Abstract 846P
Background
Multiple myelomas (MM) is the second most common hematological malignancy. Accurate risk stratification of MM patients is important for prognosis and to define the best treatment strategy. Vascular endothelial growth factor (VEGF) is considered a key regulator in angiogenesis and an important driver of neovascularization. We studied the predictive and prognostic values of serum VEGF in patients with newly diagnosed MM receiving bortezomib, cyclophosphamide and dexamethasone.
Methods
This study included thirty-nine newly diagnosed MM patients presented to South Egypt Cancer Institute and Hematological Unit of Internal Medicine Department, Assiut University, from July 2017 to March 2021. All patients received bortezomib, cyclophosphamide and dexamethasone at least for 3 months. Measurement of serum VEGF was done by Magnetic Luminex® Assay multiplex kits.
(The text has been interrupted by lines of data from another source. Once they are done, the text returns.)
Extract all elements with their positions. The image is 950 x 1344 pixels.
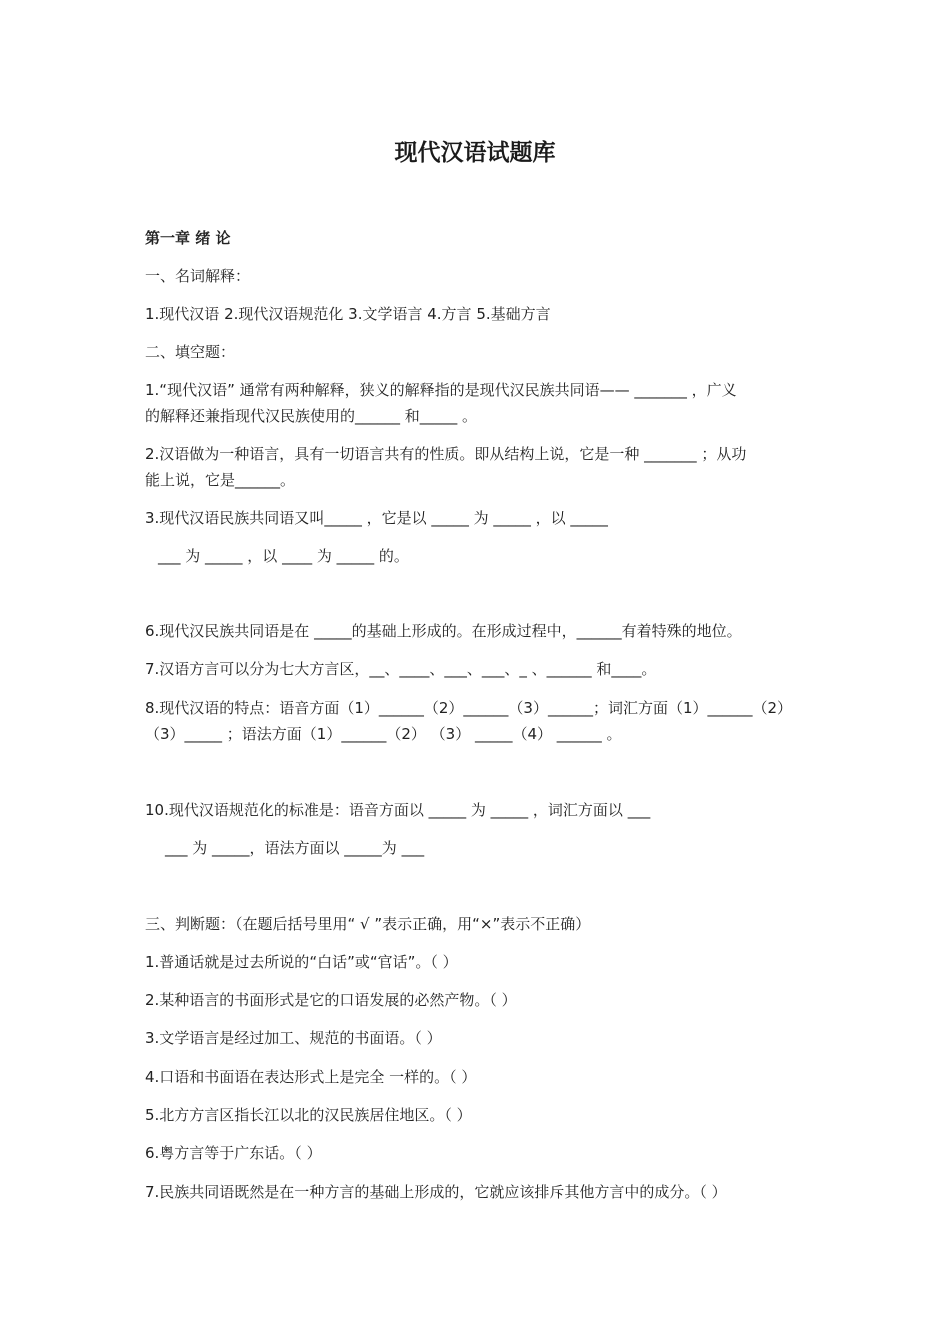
question-3-line-2: ___ 为 _____ ，以 ____ 为 _____ 的。: [158, 547, 409, 565]
judgment-4: 4.口语和书面语在表达形式上是完全 一样的。（ ）: [145, 1068, 477, 1086]
judgment-1: 1.普通话就是过去所说的“白话”或“官话”。（ ）: [145, 953, 458, 971]
question-8-line-2: （3）_____ ；语法方面（1）______（2） （3） _____（4） ______ 。: [145, 725, 622, 743]
judgment-2: 2.某种语言的书面形式是它的口语发展的必然产物。（ ）: [145, 991, 517, 1009]
question-7: 7.汉语方言可以分为七大方言区，__、____、___、___、_ 、______ 和____。: [145, 660, 657, 678]
judgment-3: 3.文学语言是经过加工、规范的书面语。（ ）: [145, 1029, 442, 1047]
question-10-line-2: ___ 为 _____，语法方面以 _____为 ___: [165, 839, 425, 857]
question-8-line-1: 8.现代汉语的特点：语音方面（1）______（2）______（3）______；词汇方面（1）______（2）: [145, 699, 793, 717]
question-1-line-2: 的解释还兼指现代汉民族使用的______ 和_____ 。: [145, 407, 478, 425]
question-10-line-1: 10.现代汉语规范化的标准是：语音方面以 _____ 为 _____ ，词汇方面以 ___: [145, 801, 651, 819]
question-6: 6.现代汉民族共同语是在 _____的基础上形成的。在形成过程中，______有着特殊的地位。: [145, 622, 742, 640]
terms-list: 1.现代汉语 2.现代汉语规范化 3.文学语言 4.方言 5.基础方言: [145, 305, 551, 323]
judgment-6: 6.粤方言等于广东话。（ ）: [145, 1144, 322, 1162]
section-3-heading: 三、判断题：（在题后括号里用“ √ ”表示正确，用“×”表示不正确）: [145, 915, 591, 933]
question-2-line-1: 2.汉语做为一种语言，具有一切语言共有的性质。即从结构上说，它是一种 _______ ；从功: [145, 445, 747, 463]
question-2-line-2: 能上说，它是______。: [145, 471, 296, 489]
question-1-line-1: 1.“现代汉语” 通常有两种解释，狭义的解释指的是现代汉民族共同语—— _______ ，广义: [145, 381, 737, 399]
question-3-line-1: 3.现代汉语民族共同语又叫_____ ，它是以 _____ 为 _____ ，以 _____: [145, 509, 608, 527]
page-title: 现代汉语试题库: [394, 140, 556, 166]
section-1-heading: 一、名词解释：: [145, 267, 251, 285]
chapter-heading: 第一章 绪 论: [145, 229, 231, 247]
judgment-5: 5.北方方言区指长江以北的汉民族居住地区。（ ）: [145, 1106, 472, 1124]
section-2-heading: 二、填空题：: [145, 343, 236, 361]
judgment-7: 7.民族共同语既然是在一种方言的基础上形成的，它就应该排斥其他方言中的成分。（ ）: [145, 1183, 727, 1201]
Normal range is 7.98-107.46 pg/ml.
Results
In total 39 patients, there were 29 males and 10 females with their mean age of 58.3 ± 8.8 years and range of 40–79 years. According to the R-ISS stages; 20.5% of patients had stage I, 43.5% of patients had stage II and 36% of patients had stage III. The Mean ± SEM of VEGF (pg/ml) was 112.09 ±13.25, with range of 4.08-419.50. Seventeen patients (43.6%) had increased level of serum VEGF. Patients with increased VEGF level had a ≥ VGPR (very good partial response) lesser than those patients with normal VEGF level (P= .047). Also, the increased VEGF level was associated with worse progression-free survival (PFS) and overall survival (OS). Patients with increased level of VEGF had mean PFS ± SEM (standard error of mean), 95% CI of 18.6 ± 2.4, 13.9 - 23.3 months vs 35.8 ± 3.6, 3.6-28.6 months for patients with normal VEGF level (P=.003). Like PFS, patients with increased level of VEGF had mean OS ± SEM, 95% CI of 29.1 ± 2.9, 23.3 – 35.01 months vs 42.9±1.3, 40.3-45.5 months for patients with normal VEGF level (P=.005).
Conclusions
In multiple myeloma patients, the high level of VEGF is a bad predictive and prognostic marker. It should be more investigated and it may be targeted in the near future.
Clinical trial identification
Editorial acknowledgement
Legal entity responsible for the study
South Egypt Cancer Institute, Assiut University.
Funding
Has not received any funding.
Disclosure
All authors have declared no conflicts of interest.